Master of Education in Curriculum Studies: Outdoor Learning Across the Curriculum
30 credit-hours
Please note we are not currently accepting applications for this Program; updates will be posted when updates are available.
Acadia’s new Master of Education in Curriculum Studies: Outdoor Learning Across the Curriculum will provide educators and leaders with the knowledge and skills necessary to take learning outside the classroom across the curriculum.
The focus of this program will be on upskilling teachers to have the skills, knowledges, attributes, and confidence to use outdoor environments as powerful sites for teaching and learning. The outdoors is conceptualized broadly here to include everyday, local, nearby landscapes (like school grounds, community grounds, and urban settings) as well as more remote, wilderness places. Outdoor learning can also include local community members, who can become powerful members of the learning community. Through research-informed, transdisciplinary, and decolonization course frameworks, educators will be prepared to participate in the curriculum-redesigning, instruction, assessment, leadership, and policymaking necessary for learning to happen outside the classroom. This program does not focus on upskilling participants in how to teach technical outdoor skills (such as kayaking, canoeing, rock-climbing), but instead focuses on exploring the pedagogies and practices that best support teaching outside the classroom across a range of curriculum areas.
Teaching and learning in this graduate degree will happen as often as possible in outdoor places deemed best to support the learning outcomes. This will include school grounds, community grounds, field centres, and provincial/national parks. Participants will also have an opportunity to participate in an extended practicum in Nova Scotia, such as outdoor education centres, provincial/national parks, and guided tour companies. Through a final Capstone Project, program participants will have the opportunity to explore a focus area or passion project in depth that is related to their individual professional goals.
Acadia University’s School of Education will be offering this new program starting in July 2023. This cohort-based program delivery will have an annual enrolment of 20 educators and leaders. There will be in-person residency requirements throughout the program, supplemented with synchronous and asynchronous modalities.
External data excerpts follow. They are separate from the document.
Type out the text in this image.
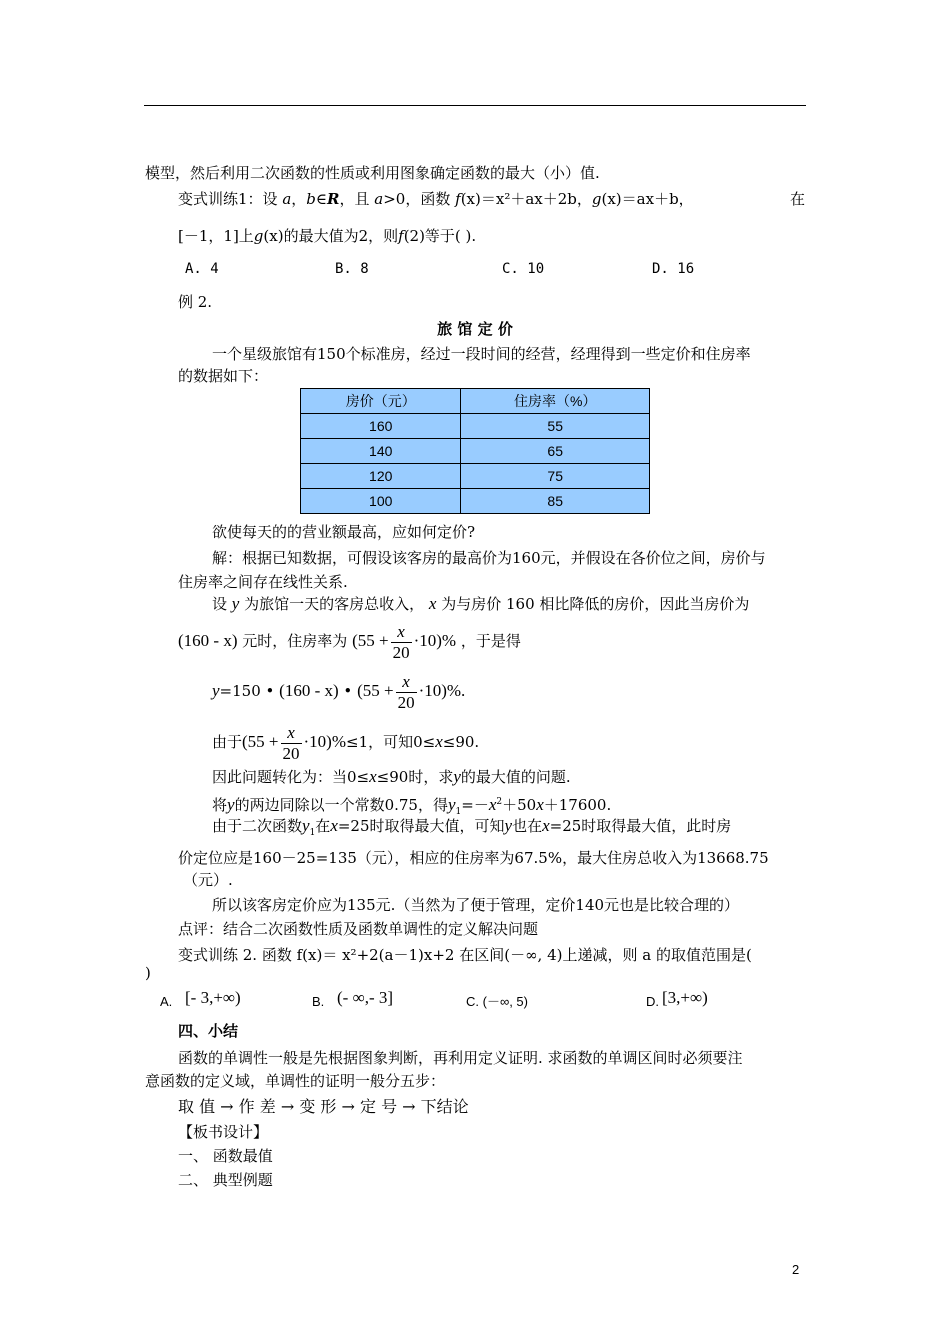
模型，然后利用二次函数的性质或利用图象确定函数的最大（小）值.
变式训练1：设 a，b∈R，且 a>0，函数 f(x)＝x²＋ax＋2b，g(x)＝ax＋b，	在
[－1，1]上g(x)的最大值为2，则f(2)等于( ).
A. 4	B. 8	C. 10	D. 16
例 2.
旅 馆 定 价
一个星级旅馆有150个标准房，经过一段时间的经营，经理得到一些定价和住房率
的数据如下：
房价（元）	住房率（%）
160	55
140	65
120	75
100	85
欲使每天的的营业额最高，应如何定价?
解：根据已知数据，可假设该客房的最高价为160元，并假设在各价位之间，房价与
住房率之间存在线性关系.
设 y 为旅馆一天的客房总收入， x 为与房价 160 相比降低的房价，因此当房价为
(160 - x) 元时，住房率为 $(55 + \frac{x}{20} \cdot 10)\%$ ，于是得
y=150 • (160 - x) • $(55 + \frac{x}{20} \cdot 10)\%$.
由于$(55 + \frac{x}{20} \cdot 10)\%\le 1$，可知0≤x≤90.
因此问题转化为：当0≤x≤90时，求y的最大值的问题.
将y的两边同除以一个常数0.75，得$y_1=-x^2+50x+17600$.
由于二次函数$y_1$在x=25时取得最大值，可知y也在x=25时取得最大值，此时房
价定位应是160－25=135（元），相应的住房率为67.5%，最大住房总收入为13668.75
（元）.
所以该客房定价应为135元.（当然为了便于管理，定价140元也是比较合理的）
点评：结合二次函数性质及函数单调性的定义解决问题
变式训练 2. 函数 f(x)＝ x²+2(a－1)x+2 在区间(－∞, 4)上递减，则 a 的取值范围是(
)
A. [- 3,+∞)	B. (- ∞,- 3]	C. (－∞, 5)	D. [3,+∞)
四、小结
函数的单调性一般是先根据图象判断，再利用定义证明. 求函数的单调区间时必须要注
意函数的定义域，单调性的证明一般分五步：
取 值 → 作 差 → 变 形 → 定 号 → 下结论
【板书设计】
一、 函数最值
二、 典型例题
2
Course facilitation will potentially be an integration of in-person, synchronous and asynchronous modalities. Apart from the two required summer sessions onsite at Acadia, the decision on instructional modalities for the remainder of the program will be made after initial feedback from interested students, with the decision communicated clearly to all.
Foundational areas of focus will include:
- Outdoor learning curriculum
- Instructional pedagogies and practices
- Cross curricular opportunities
- Wild pedagogies and place based education
- Safety and risk management and leadership
- Decolonization and Indigenous Ways of Knowing
- Experiential learning
- Health, physical activity, well being and mental health
- Inclusive education, social justice, and equity
| School of Education | School of Education | Open Acadia |
| Dr. Deborah Toope | Brenda Harris | Christina McRae |
| Graduate Coordinator School of Education Acadia University Wolfville, NS, B4P 2R6 |
Graduate Education Course Manager School of Education Acadia University Wolfville, NS, B4P 2R6 |
Manager, Credit Programs Open Acadia Acadia University Wolfville, NS, B4P 2R6 |
| graded@acadiau.ca | graded@acadiau.ca | graded@acadiau.ca |
All students in the cohort must meet the academic requirements for admission to graduate studies in the School of Education at Acadia University. Please be aware that it is your responsibility to monitor your own program and to ensure that you have met degree requirements.